MONTEVIDEO.- La central única de trabajadores uruguaya se movilizó el miércoles durante un paro en Montevideo por la recuperación del salario real que ha caído 4,3% durante el gobierno de Luis Lacalle y ha impactado con más fuerza a los sueldos más bajos.
Con una pandemia por ahora controlada, miles de sindicalistas ocuparon unas diez cuadras de la avenida del Libertador en el centro de la capital uruguaya.
Ataviados de cubrebocas, miles de trabajadores, luciendo polos y banderas de sus sindicatos, salieron a la calle para defender sus ingresos. Durante los gobiernos pasados los salarios se ajustaban, en líneas generales, por el Índice Medio de Salarios, pero el gobierno de Lacalle Pou, amparado en la pandemia y recostado en una ortodoxia económica tradicional según los expertos, ha negado el ajuste bajo este parámetro.
“Esta movilización es porque se está rebajando el salario a los trabajadores”, dijo Marcelo Abdala, secretario general de PIT-CNT, las siglas con las que se conoce a la central obrera.
“Si el Poder Ejecutivo fuera amistoso con la recuperación salarial, trabajadores y jubilados tendrían ajustes”, opinó el dirigente en relación a los recortes presupuestales en salud, vivienda, educación, inversión y otras áreas estatales. “Los productores agropecuarios chicos, industriales y comerciantes que trabajan para el mercado interno reactivarían su facturación. Para que haya trabajo hay que invertir”.

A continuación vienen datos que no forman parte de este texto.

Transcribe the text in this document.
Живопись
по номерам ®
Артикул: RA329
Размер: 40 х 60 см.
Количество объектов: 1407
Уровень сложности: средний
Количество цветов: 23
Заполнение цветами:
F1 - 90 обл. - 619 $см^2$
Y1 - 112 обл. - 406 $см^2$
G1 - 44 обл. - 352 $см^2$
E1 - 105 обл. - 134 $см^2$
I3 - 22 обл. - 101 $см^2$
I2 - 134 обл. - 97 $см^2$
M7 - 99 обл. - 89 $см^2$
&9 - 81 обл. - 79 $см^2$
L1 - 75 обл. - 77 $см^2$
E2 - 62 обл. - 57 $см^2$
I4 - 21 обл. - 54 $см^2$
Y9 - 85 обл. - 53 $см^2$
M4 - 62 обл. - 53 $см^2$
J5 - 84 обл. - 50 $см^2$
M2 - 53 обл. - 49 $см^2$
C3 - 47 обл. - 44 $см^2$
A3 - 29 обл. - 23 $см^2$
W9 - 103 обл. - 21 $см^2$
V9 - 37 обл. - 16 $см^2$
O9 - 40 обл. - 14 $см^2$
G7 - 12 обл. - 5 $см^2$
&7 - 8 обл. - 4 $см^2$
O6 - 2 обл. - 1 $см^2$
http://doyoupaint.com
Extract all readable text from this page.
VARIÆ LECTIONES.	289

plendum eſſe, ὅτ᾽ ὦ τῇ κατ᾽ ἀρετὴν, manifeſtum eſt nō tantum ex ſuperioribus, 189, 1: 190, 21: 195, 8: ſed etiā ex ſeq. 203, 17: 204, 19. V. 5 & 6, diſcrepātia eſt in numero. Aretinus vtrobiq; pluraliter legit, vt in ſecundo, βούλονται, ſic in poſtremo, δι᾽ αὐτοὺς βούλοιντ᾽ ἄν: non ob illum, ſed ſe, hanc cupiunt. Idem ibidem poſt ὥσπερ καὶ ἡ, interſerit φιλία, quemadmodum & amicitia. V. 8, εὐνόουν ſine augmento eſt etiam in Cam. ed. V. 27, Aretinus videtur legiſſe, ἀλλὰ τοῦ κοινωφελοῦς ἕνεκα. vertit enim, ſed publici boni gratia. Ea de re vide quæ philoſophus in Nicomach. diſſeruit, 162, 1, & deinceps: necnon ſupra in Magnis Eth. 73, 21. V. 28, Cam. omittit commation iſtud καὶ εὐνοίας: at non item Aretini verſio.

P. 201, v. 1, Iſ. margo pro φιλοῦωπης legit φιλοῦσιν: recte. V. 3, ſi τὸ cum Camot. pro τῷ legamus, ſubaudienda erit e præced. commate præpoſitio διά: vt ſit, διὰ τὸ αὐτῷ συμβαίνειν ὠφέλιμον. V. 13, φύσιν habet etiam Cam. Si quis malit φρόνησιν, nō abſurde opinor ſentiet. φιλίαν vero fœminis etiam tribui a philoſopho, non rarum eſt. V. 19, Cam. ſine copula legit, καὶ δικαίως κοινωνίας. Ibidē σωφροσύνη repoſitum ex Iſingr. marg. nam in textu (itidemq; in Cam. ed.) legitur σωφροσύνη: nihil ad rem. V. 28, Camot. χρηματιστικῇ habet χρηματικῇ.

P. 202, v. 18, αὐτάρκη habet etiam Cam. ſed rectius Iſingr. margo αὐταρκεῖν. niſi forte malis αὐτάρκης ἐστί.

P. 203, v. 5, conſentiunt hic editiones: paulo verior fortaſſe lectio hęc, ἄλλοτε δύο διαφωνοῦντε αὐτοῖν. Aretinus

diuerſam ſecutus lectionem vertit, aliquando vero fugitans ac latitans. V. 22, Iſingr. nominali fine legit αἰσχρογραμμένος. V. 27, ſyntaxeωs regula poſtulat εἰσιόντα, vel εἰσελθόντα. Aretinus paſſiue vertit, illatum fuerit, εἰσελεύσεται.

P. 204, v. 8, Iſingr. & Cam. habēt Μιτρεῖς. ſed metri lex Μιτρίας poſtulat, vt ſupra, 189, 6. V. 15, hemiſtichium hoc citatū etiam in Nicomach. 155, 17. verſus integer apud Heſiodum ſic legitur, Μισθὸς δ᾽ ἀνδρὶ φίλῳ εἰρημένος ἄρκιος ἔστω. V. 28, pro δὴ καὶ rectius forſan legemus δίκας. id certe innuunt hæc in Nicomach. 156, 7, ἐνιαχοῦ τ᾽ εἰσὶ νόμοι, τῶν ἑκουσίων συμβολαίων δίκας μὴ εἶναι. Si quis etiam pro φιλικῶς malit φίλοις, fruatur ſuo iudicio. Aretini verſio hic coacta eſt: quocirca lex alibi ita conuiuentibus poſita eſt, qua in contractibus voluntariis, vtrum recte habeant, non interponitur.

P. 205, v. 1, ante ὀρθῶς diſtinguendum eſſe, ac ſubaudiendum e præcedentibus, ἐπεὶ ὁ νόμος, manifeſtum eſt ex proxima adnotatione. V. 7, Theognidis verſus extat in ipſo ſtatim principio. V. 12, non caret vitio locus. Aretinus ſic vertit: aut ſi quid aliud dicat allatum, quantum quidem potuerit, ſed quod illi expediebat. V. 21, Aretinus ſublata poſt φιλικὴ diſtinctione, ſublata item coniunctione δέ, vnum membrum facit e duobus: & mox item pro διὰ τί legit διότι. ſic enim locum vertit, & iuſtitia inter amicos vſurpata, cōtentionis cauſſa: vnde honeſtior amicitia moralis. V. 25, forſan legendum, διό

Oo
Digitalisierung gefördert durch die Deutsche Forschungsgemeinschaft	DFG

Desde la pandemia se perdieron unos 30.000 puestos laborales y 75.000 personas están en seguro de desempleo. En 2020 la pobreza llegó al 11,6% de los uruguayos, unas 100.000 personas aproximadamente, un deterioro comparable a 10 años atrás, según cifras.
Los trabajadores criticaron, entre varios puntos, la concesión del puerto de Montevideo hasta 2081 por 455 millones de dólares a la empresa belga Katoen Natie que monopolizaría la actividad de contenedores y fijará tarifas. Un acuerdo que legisladores del opositor Frente Amplio podrían llevar a la justicia.
“Es la entrega más evidente y escandalosa en nuestro país”, señaló la trabajadora portuaria Vanessa Peirano en el estrado.
Los oradores también criticaron la venta de entre 48.000 y 55.000 hectáreas del Instituto Nacional de Colonización que podrían pasar del tesoro público a privados si el Parlamento lo aprueba en las próximas semanas en la Rendición de Cuentas.